Kat and I jostled against each other just in time to see it sink under a monstrous brown wave. The spray knocked us backward.
As Verinne pushed up from the deck, a gust of wind plastered her suit against her skinny chest. She said, “The Paladin crew will keep the lead.”
“They’re already calling us has-beens.” Kat hugged the gun mount. “They say our surfing style’s outmoded.”
Verinne bowed her helmeted head. “I never dreamed we’d end this way.”
I reached for her ankle. “Cara mia, this is not your fault.”
Picture us clinging to the rail, huddled miserably in the rain, waiting for the inevitable arrest, fines and public humiliation. Had we reached the final fade-out? Ye graven icons, I hated for Sheeba to witness our demise.

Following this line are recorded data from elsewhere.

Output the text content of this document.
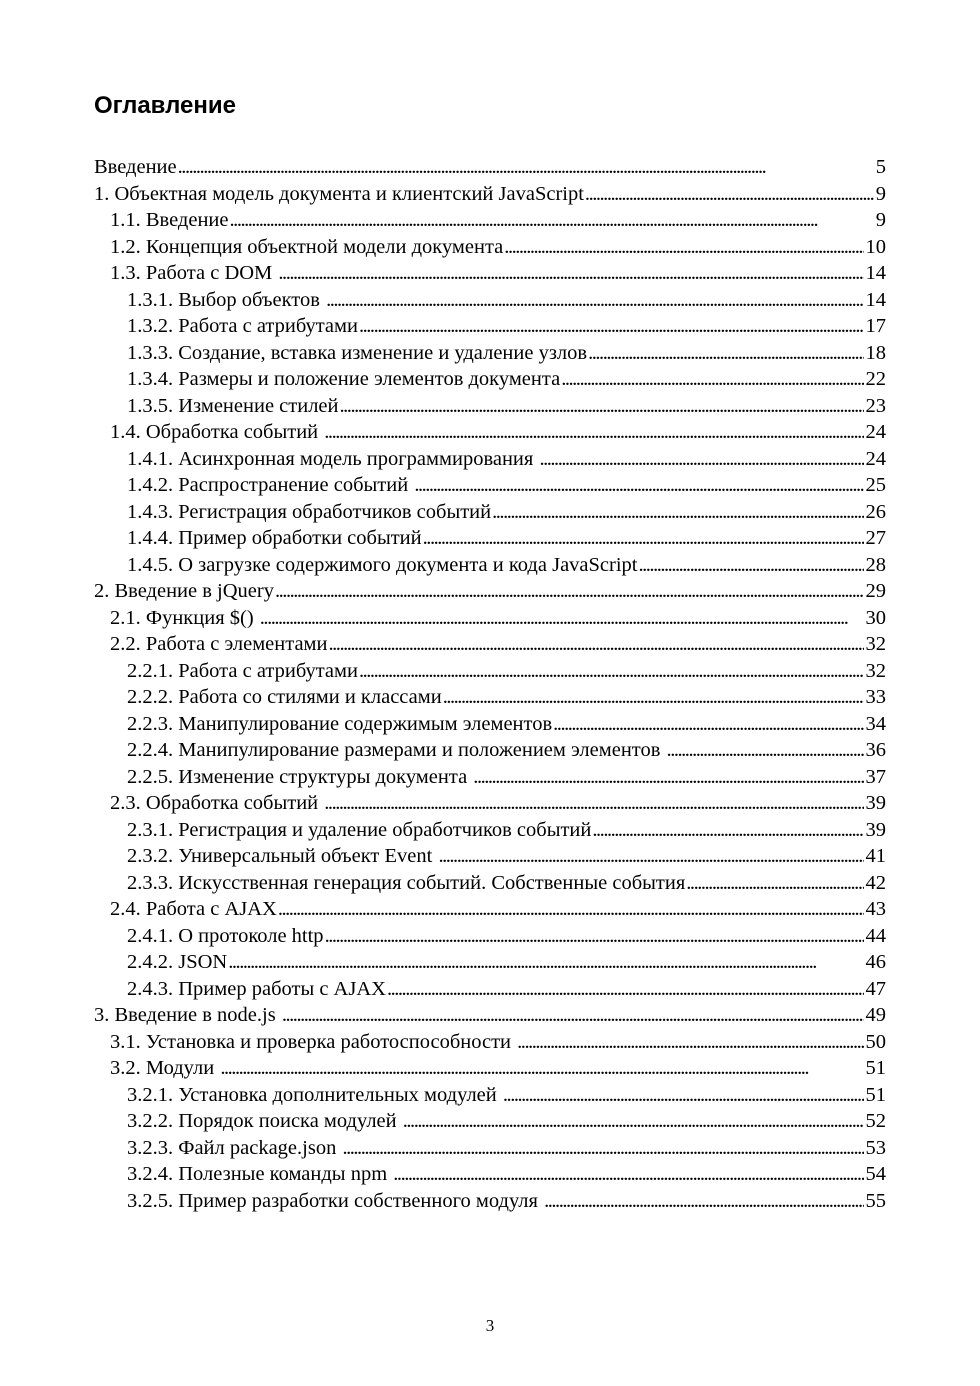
Оглавление
Введение . . .	5
1. Объектная модель документа и клиентский JavaScript . . .	9
1.1. Введение . . .	9
1.2. Концепция объектной модели документа . . .	10
1.3. Работа с DOM . . .	14
1.3.1. Выбор объектов . . .	14
1.3.2. Работа с атрибутами . . .	17
1.3.3. Создание, вставка изменение и удаление узлов . . .	18
1.3.4. Размеры и положение элементов документа . . .	22
1.3.5. Изменение стилей . . .	23
1.4. Обработка событий . . .	24
1.4.1. Асинхронная модель программирования . . .	24
1.4.2. Распространение событий . . .	25
1.4.3. Регистрация обработчиков событий . . .	26
1.4.4. Пример обработки событий . . .	27
1.4.5. О загрузке содержимого документа и кода JavaScript . . .	28
2. Введение в jQuery . . .	29
2.1. Функция $() . . .	30
2.2. Работа с элементами . . .	32
2.2.1. Работа с атрибутами . . .	32
2.2.2. Работа со стилями и классами . . .	33
2.2.3. Манипулирование содержимым элементов . . .	34
2.2.4. Манипулирование размерами и положением элементов . . .	36
2.2.5. Изменение структуры документа . . .	37
2.3. Обработка событий . . .	39
2.3.1. Регистрация и удаление обработчиков событий . . .	39
2.3.2. Универсальный объект Event . . .	41
2.3.3. Искусственная генерация событий. Собственные события . . .	42
2.4. Работа с AJAX . . .	43
2.4.1. О протоколе http . . .	44
2.4.2. JSON . . .	46
2.4.3. Пример работы с AJAX . . .	47
3. Введение в node.js . . .	49
3.1. Установка и проверка работоспособности . . .	50
3.2. Модули . . .	51
3.2.1. Установка дополнительных модулей . . .	51
3.2.2. Порядок поиска модулей . . .	52
3.2.3. Файл package.json . . .	53
3.2.4. Полезные команды npm . . .	54
3.2.5. Пример разработки собственного модуля . . .	55
3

Nothing’s more fragile than the conceit of an old man who believes he’s young. Sheeba had once called me a seeker. We were seeking the dark, she said. Mystical fizz, but it sounded brave and heroic. Picture me slanting bravely against the winds of reason and sound judgment. Imagine me jutting out my chin, pounding my pectorals and declaiming mat I, Nasir Deepra, would show these bums something to remember. Hear me shouting like a vain old cockatiel through the roaring storm.
“We’re still the best, and we’ll prove it. We’ll surf Heaven!”
Verinne crawled toward me. Behind her faceplate, her eyes darkened with hope. “Nasir, do you mean it?”
“Look around you,” Kat yelled. “We’re finished. We’ll never see Heav—”
A thunderous wave drowned Kat’s last sentence as the
Celerity
surged up onto the deck right beside us. We stumbled backward as the sub skidded over the rail, drenched us in sea fluid and bumped sideways into the gun mount. While the sub was still sliding, the cockpit cover retracted, and Sheeba yelled, “Hurry! Jump in!”
At first, no one moved. Nanoseconds streamed like light-years as rain bounced against the dented, blackened hull of the most expensive submersible ever built.
“Come on!” Sheeba yelled
The cops raced toward us. Verinne got to the sub first and hauled Kat in by brute force while I made a running jump for the dorsal elevator. The instant Sheeba saw me take hold, she powered up, slued across the deck and crashed through the opposite rail. When we hit the waves, she let go of the steering yoke to pull me inside. It was Kat who climbed into the driver’s seat, closed the cockpit and took us down.